IN THE LIFT
In the lift on the way to breakfast today, I met an excited 18-year-old. I had taken the back lift (which no one knows about) in the vain hope of avoiding excited 18-year-olds when my face looks like it’s about to hit the floor. Never mind. He was a charming boy.
This is his first EPT and apparently he’s working as a location runner for the TV crew. Let’s call him “Matt”.
“This is my first EPT”, said Matt. “I’m VERY EXCITED!!! How many have you done?”
“Mmm”, I said. “I think about 85. I am also very excited.”
He looked at me as I was actually 85, and probably wasn’t going to make it to the ground floor without a defibrillator.
“Actually, it’s not just my first EPT”, continued Excited Matt. “It’s my first ever JOB! I’m still at university. I’m on a sandwich course.”
I am so tired (already) that for a couple of floors I was trying to work out how a sandwich-maker gets a job as a location runner and then realized, of course, that getting sandwiches is probably a location runner’s main occupation.
I was still wondering what sandwich he could get me when we reached the lobby. “Have a nice day”, he said excitedly, racing off to order his first BLTs of the day.
Hotel lifts are vastly under-rated in my opinion. My former colleague Howard Swains turned me into a New Yorker subscriber simply by describing to me a fascinating article he was reading that was all about lifts.
Every aspect of lifts was covered in enormous detail. Who makes lifts, how these people got into the lift business, which companies make the best lifts (Schindler, obviously – because then you can say “Schindler’s Lift” to fellow travelers and make them all laugh), lift technology, lift decor, lift quirks.
One lift fact Howard told me about is that, in most lifts, the button that says it will close the doors is actually fake. According to Howard’s New Yorker article, by the time people actually press this button, the doors are going to close anyway. It’s just a placebo feature installed by lift manufacturers to make you think you’re in control. I regularly test this theory (mainly to exclude people that I can see running to get into the lift) and I think it’s true about 50% of the time.
In my job, we all stay in hotels all the time so lift discussions are pretty frequent in the media room. Good lifts, bad lifts, particularly fast and slow lifts. Annoying lifts (any lift that requires a key card) and utterly infuriating lifts (the Swissotel in Tallinn which doesn’t tell you that the restaurants on Floor 7 and 24 are closed, it just makes sure the lift buttons don’t work).
Another colleague - Frank Op de Woerd - had a lift theory which we tested extensively somewhere in central Europe. Frank’s Lift Theory is that if you hold the “close doors” button AND your floor button simultaneously, the lift will go straight to your floor without stopping. Apparently this is so that firemen, ambulance drivers and other emergency services like media coordinators can get where they need to go quickly.

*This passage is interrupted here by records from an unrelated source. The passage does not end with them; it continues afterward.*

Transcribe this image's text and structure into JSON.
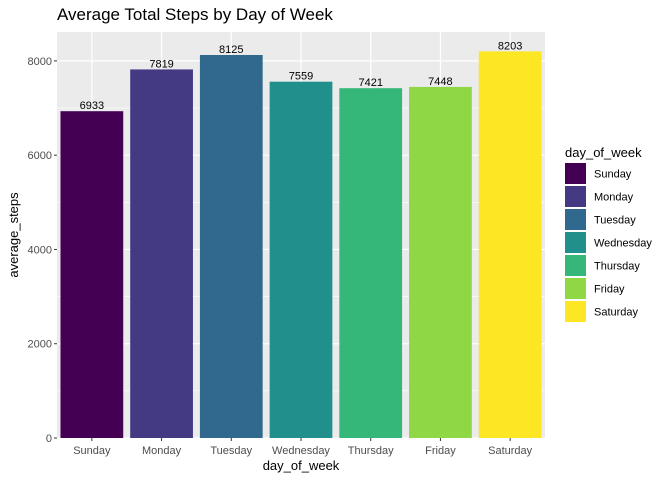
{
  "chart_data": {
    "type": "bar",
    "title": "Average Total Steps by Day of Week",
    "xlabel": "day_of_week",
    "ylabel": "average_steps",
    "categories": [
      "Sunday",
      "Monday",
      "Tuesday",
      "Wednesday",
      "Thursday",
      "Friday",
      "Saturday"
    ],
    "values": [
      6933,
      7819,
      8125,
      7559,
      7421,
      7448,
      8203
    ],
    "data_labels": [
      "6933",
      "7819",
      "8125",
      "7559",
      "7421",
      "7448",
      "8203"
    ],
    "colors": [
      "#440154",
      "#443983",
      "#31688e",
      "#21908d",
      "#35b779",
      "#8fd744",
      "#fde725"
    ],
    "y_ticks": [
      0,
      2000,
      4000,
      6000,
      8000
    ],
    "y_tick_labels": [
      "0",
      "2000",
      "4000",
      "6000",
      "8000"
    ],
    "ylim": [
      0,
      8613
    ],
    "grid": true,
    "panel_background": "#ebebeb",
    "grid_color": "#ffffff",
    "legend": {
      "title": "day_of_week",
      "placement": "right",
      "entries": [
        "Sunday",
        "Monday",
        "Tuesday",
        "Wednesday",
        "Thursday",
        "Friday",
        "Saturday"
      ]
    }
  }
}
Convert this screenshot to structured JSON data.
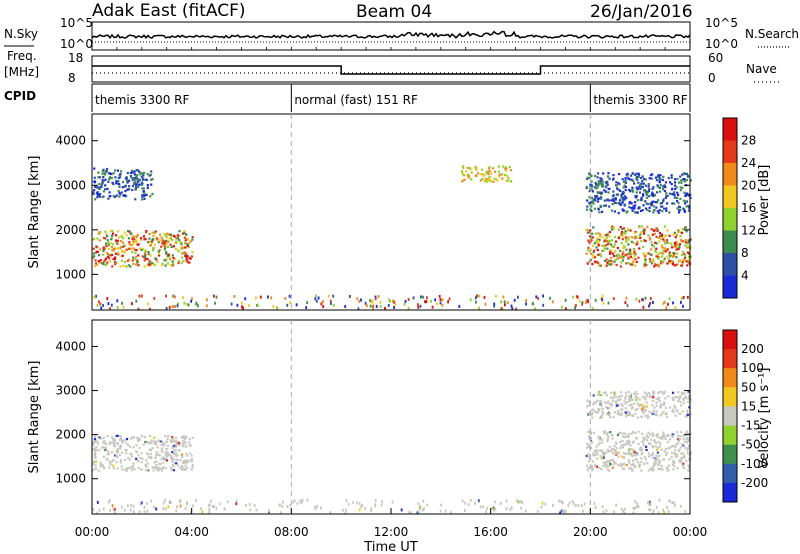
{
  "header": {
    "station": "Adak East (fitACF)",
    "beam": "Beam 04",
    "date": "26/Jan/2016"
  },
  "side_labels": {
    "nsky": "N.Sky",
    "nsearch": "N.Search",
    "freq_line1": "Freq.",
    "freq_line2": "[MHz]",
    "nave": "Nave",
    "cpid": "CPID"
  },
  "small_panel_ticks": {
    "noise_left": [
      "10^5",
      "10^0"
    ],
    "noise_right": [
      "10^5",
      "10^0"
    ],
    "freq_left": [
      "18",
      "8"
    ],
    "freq_right": [
      "60",
      "0"
    ]
  },
  "cpid_segments": [
    {
      "start_hour": 0,
      "end_hour": 8,
      "label": "themis 3300 RF"
    },
    {
      "start_hour": 8,
      "end_hour": 20,
      "label": "normal (fast) 151 RF"
    },
    {
      "start_hour": 20,
      "end_hour": 24,
      "label": "themis 3300 RF"
    }
  ],
  "chart_data": [
    {
      "type": "heatmap",
      "title": "",
      "ylabel": "Slant Range [km]",
      "xlim": [
        0,
        24
      ],
      "ylim": [
        200,
        4600
      ],
      "yticks": [
        1000,
        2000,
        3000,
        4000
      ],
      "colorbar": {
        "label": "Power [dB]",
        "ticks": [
          "4",
          "8",
          "12",
          "16",
          "20",
          "24",
          "28"
        ],
        "colors": [
          "#1a2ad6",
          "#2f4fa6",
          "#3d8c4e",
          "#8fd12f",
          "#f0c81f",
          "#f08a1a",
          "#e23a1a",
          "#d81010"
        ]
      },
      "regions": [
        {
          "t_start": 0.0,
          "t_end": 4.0,
          "r_low": 1200,
          "r_high": 2000,
          "level": "high"
        },
        {
          "t_start": 0.0,
          "t_end": 2.4,
          "r_low": 2700,
          "r_high": 3400,
          "level": "low"
        },
        {
          "t_start": 19.8,
          "t_end": 24.0,
          "r_low": 1200,
          "r_high": 2100,
          "level": "high"
        },
        {
          "t_start": 19.8,
          "t_end": 24.0,
          "r_low": 2400,
          "r_high": 3300,
          "level": "low"
        },
        {
          "t_start": 14.8,
          "t_end": 16.8,
          "r_low": 3100,
          "r_high": 3450,
          "level": "mid"
        }
      ]
    },
    {
      "type": "heatmap",
      "title": "",
      "ylabel": "Slant Range [km]",
      "xlabel": "Time UT",
      "xlim": [
        0,
        24
      ],
      "ylim": [
        200,
        4600
      ],
      "yticks": [
        1000,
        2000,
        3000,
        4000
      ],
      "xticks": [
        "00:00",
        "04:00",
        "08:00",
        "12:00",
        "16:00",
        "20:00",
        "00:00"
      ],
      "colorbar": {
        "label": "Velocity [m s⁻¹]",
        "ticks": [
          "200",
          "100",
          "50",
          "15",
          "-15",
          "-50",
          "-100",
          "-200"
        ],
        "colors": [
          "#1a2ad6",
          "#2f5fa8",
          "#3f8f4f",
          "#8fd12f",
          "#c8c8c0",
          "#f0c81f",
          "#f08a1a",
          "#e23a1a",
          "#d81010"
        ]
      },
      "regions": [
        {
          "t_start": 0.0,
          "t_end": 4.0,
          "r_low": 1200,
          "r_high": 2000,
          "level": "ground"
        },
        {
          "t_start": 19.8,
          "t_end": 24.0,
          "r_low": 1200,
          "r_high": 2100,
          "level": "ground"
        },
        {
          "t_start": 19.8,
          "t_end": 24.0,
          "r_low": 2400,
          "r_high": 3000,
          "level": "ground"
        }
      ]
    }
  ]
}
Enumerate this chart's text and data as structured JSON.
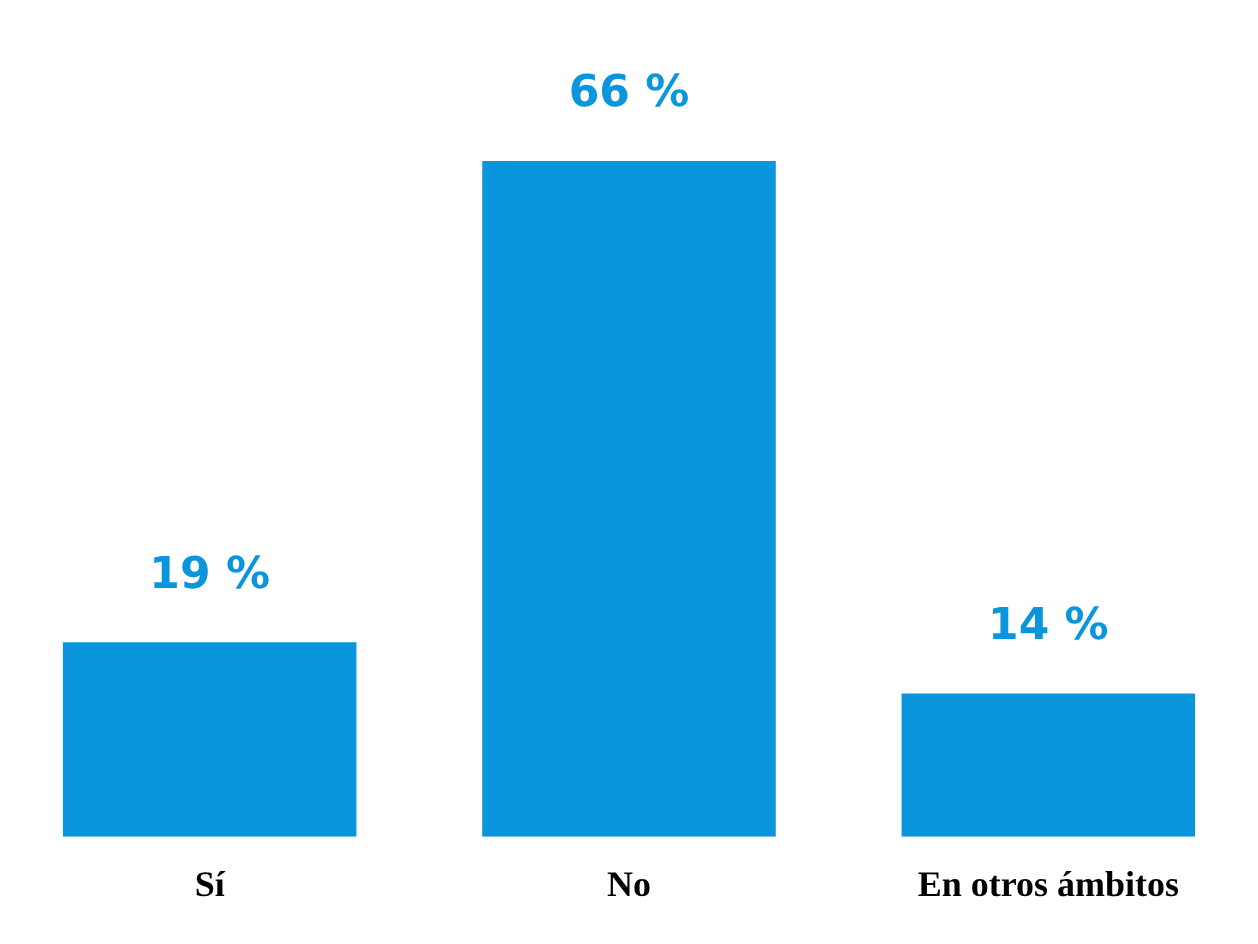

Unfortunately, this theory did not pan out empirically.
I’ve also done some of my best interviews in hotel lifts. My first lift interview was with Canadian EPT2 Grand Final finalist Marc Karam. This was in the Monte Carlo Bay Hotel where, thoughtfully, they provide little bench seats in the lifts so that, if you ARE doing an interview, you can all sit down.
Karam and I got through a lot of his life history in that lift and since then, I have found lifts a really great place to tackle players, especially those that don’t really want to give an interview.
My favourite lift of all time is in the Meridien Hotel in Monte Carlo. This lift has stunning (possibly real) zebra-skin fabric lining the walls, lots of chrome and mirror, and intense House music playing at all times of the day and night. Every time I get in to a Meridien lift, I immediately feel like swallowing three Es and spending the rest of the day in there clubbing. I am going to the Meridien next week and already pretty excited about the lift.
It’s quite possible my interest in lifts (aka obsession) dates back to early childhood. When we were very young, my parents had a holiday flat in Mallorca. The lift was a rickety metal affair with grubby glazed door. It was always breaking down and was always full of sand. I take some responsibility for the sand as my sister and I spent every summer holiday taking up bucket-loads to our fifth floor apartment so we could have a REAL BEACH on our apartment balcony.)
Anyway, the psychologically significant factor here is that you were not allowed to use this lift (unless accompanied by an adult) UNTIL YOU WERE TWELVE YEARS OLD.
I spent most of my childhood YEARNING to be 12 simply so I could use this lift without waiting for a grown-up. People who know me well will be surprised that I didn’t just use the lift anyway but I am strangely obedient to semi-useless legislation and am pretty sure I stuck it out to 12.
If this was a New Yorker article (and obviously it should be), then I would work out in comprehensive and exhaustive detail, exactly how much of my life I have spent in lifts. As I’ve been stuck in a lift (an exciting story, covered previously in this blog), I imagine it amounts to quite a few days.